Keep things simple, many times we add policy upon policy for each little issue that comes up and eventually our office policy manuals are 5 inches thick, filled with what-to-do’s if something happens and it may have been that it has only happened once before, but a policy was made just in case it happened again.

Or possibly we make service complicated for our customers, with paperwork, documents and jumping through hoops to get something done.  Instead of thinking of policies and regulations (not that we do not need some) why don’t we think along the 80/20 line.  If something comes up, think first “how often does this happen?” and if it is just a rare occasion, then it falls into the 20% category, but if it is a common issue then you need to look at how to resolve it and what to do when it happens so that everyone understands and adheres to the policy set up for the 80%.
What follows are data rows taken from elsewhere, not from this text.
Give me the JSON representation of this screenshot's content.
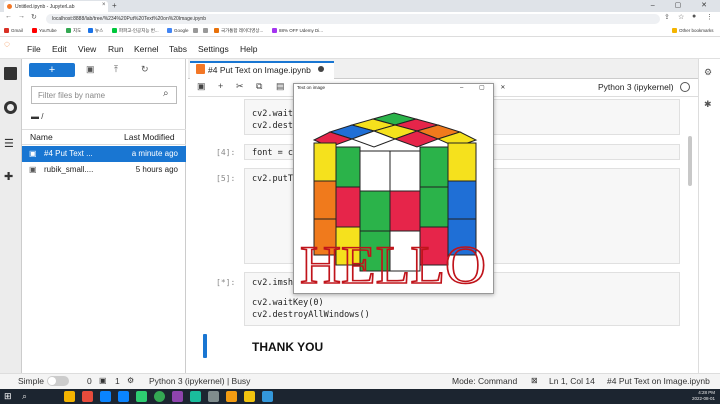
{
  "browser": {
    "tab_title": "Untitled.ipynb - JupyterLab",
    "tab_close": "×",
    "new_tab": "+",
    "url": "localhost:8888/lab/tree/%234%20Put%20Text%20on%20Image.ipynb",
    "bookmarks": [
      "Gmail",
      "YouTube",
      "지도",
      "뉴스",
      "파파고-인공지능 번...",
      "Google",
      "",
      "",
      "국가통합 레이더영상...",
      "88% OFF Udemy Di..."
    ],
    "other_bookmarks": "Other bookmarks",
    "window_controls": "– ▢ ✕"
  },
  "jupyter": {
    "menu": [
      "File",
      "Edit",
      "View",
      "Run",
      "Kernel",
      "Tabs",
      "Settings",
      "Help"
    ],
    "new_button": "+",
    "filter_placeholder": "Filter files by name",
    "breadcrumb": "/",
    "columns": {
      "name": "Name",
      "modified": "Last Modified"
    },
    "files": [
      {
        "name": "#4 Put Text ...",
        "modified": "a minute ago",
        "selected": true
      },
      {
        "name": "rubik_small....",
        "modified": "5 hours ago",
        "selected": false
      }
    ],
    "notebook_tab": "#4 Put Text on Image.ipynb",
    "kernel_name": "Python 3 (ipykernel)"
  },
  "cells": {
    "c1_line1": "cv2.waitK",
    "c1_line2": "cv2.destro",
    "c2_prompt": "[4]:",
    "c2_code": "font = cv",
    "c3_prompt": "[5]:",
    "c3_code": "cv2.putTe",
    "c4_prompt": "[*]:",
    "c4_line1": "cv2.imsho",
    "c4_line2": "cv2.waitKey(0)",
    "c4_line3": "cv2.destroyAllWindows()",
    "markdown": "THANK YOU"
  },
  "popup": {
    "title": "Text on image",
    "controls": "– ▢ ✕",
    "overlay_text": "HELLO"
  },
  "status": {
    "mode_label": "Simple",
    "terminals": "0",
    "kernels": "1",
    "kernel_status": "Python 3 (ipykernel) | Busy",
    "mode": "Mode: Command",
    "position": "Ln 1, Col 14",
    "file": "#4 Put Text on Image.ipynb"
  },
  "taskbar": {
    "time": "4:28 PM",
    "date": "2022-08-01"
  },
  "colors": {
    "accent": "#1976d2",
    "jupyter_orange": "#f37726",
    "hello_red": "#c0141b"
  }
}
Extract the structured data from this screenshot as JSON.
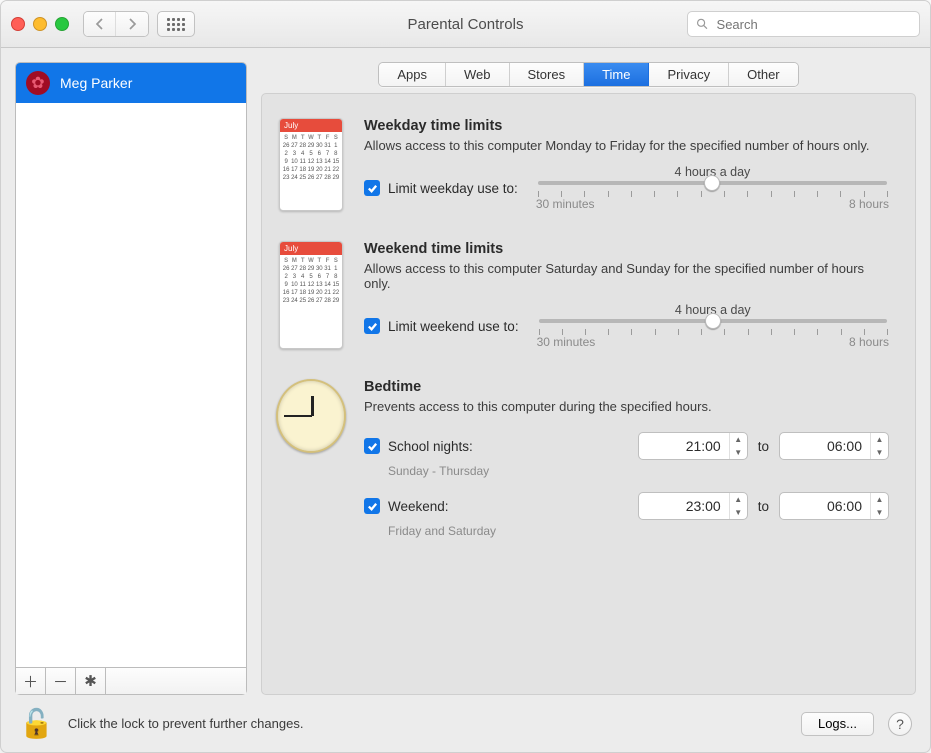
{
  "window": {
    "title": "Parental Controls"
  },
  "search": {
    "placeholder": "Search"
  },
  "sidebar": {
    "users": [
      {
        "name": "Meg Parker"
      }
    ]
  },
  "tabs": [
    "Apps",
    "Web",
    "Stores",
    "Time",
    "Privacy",
    "Other"
  ],
  "tab_selected": "Time",
  "cal_month": "July",
  "weekday": {
    "title": "Weekday time limits",
    "desc": "Allows access to this computer Monday to Friday for the specified number of hours only.",
    "check_label": "Limit weekday use to:",
    "value_label": "4 hours a day",
    "min_label": "30 minutes",
    "max_label": "8 hours",
    "thumb_pct": 50
  },
  "weekend": {
    "title": "Weekend time limits",
    "desc": "Allows access to this computer Saturday and Sunday for the specified number of hours only.",
    "check_label": "Limit weekend use to:",
    "value_label": "4 hours a day",
    "min_label": "30 minutes",
    "max_label": "8 hours",
    "thumb_pct": 50
  },
  "bedtime": {
    "title": "Bedtime",
    "desc": "Prevents access to this computer during the specified hours.",
    "to_label": "to",
    "school": {
      "label": "School nights:",
      "note": "Sunday - Thursday",
      "from": "21:00",
      "to": "06:00"
    },
    "weekend": {
      "label": "Weekend:",
      "note": "Friday and Saturday",
      "from": "23:00",
      "to": "06:00"
    }
  },
  "footer": {
    "msg": "Click the lock to prevent further changes.",
    "logs": "Logs...",
    "help": "?"
  }
}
Having a few rules that are enforced is much better than having a rule for every little issue that has ever come up.  Keeping it simple will help employees to know what is expected and what they can do and they same for  your customers.

I have seen office policy manuals that are thicker than the World Atlas and then there are those like where I work that are less than 10 pages total.  Simple rules like treat your co-workers as you would want to be treated, with respect, thoughtfulness, and understanding.  Have high standards, no lying, cheating, stealing.  Treat your customers as if they were your relatives, and take your job but not yourself seriously are pretty much the basics that cover most issues that would come up.

Sometimes less is best, take a few minutes and  think about how you might simplify the rules and policies you have and let me know, I would love to hear back from you and what you practice in your place of business.

http://www.southwest.com/html/about-southwest/index.html

08/06/14

3 thoughts on “Keeping It Simple At Work

  1. Tina,

    I’ve been a fan of Southwest Airlines for many years. They are probably on the list of my top 10 favorite companies. That must have been a really interesting article in “Spirit” magazine. I love how they incorporate simplicity into their business.

    And it’s great to hear that your company has a policy manual that is less than 10 pages long.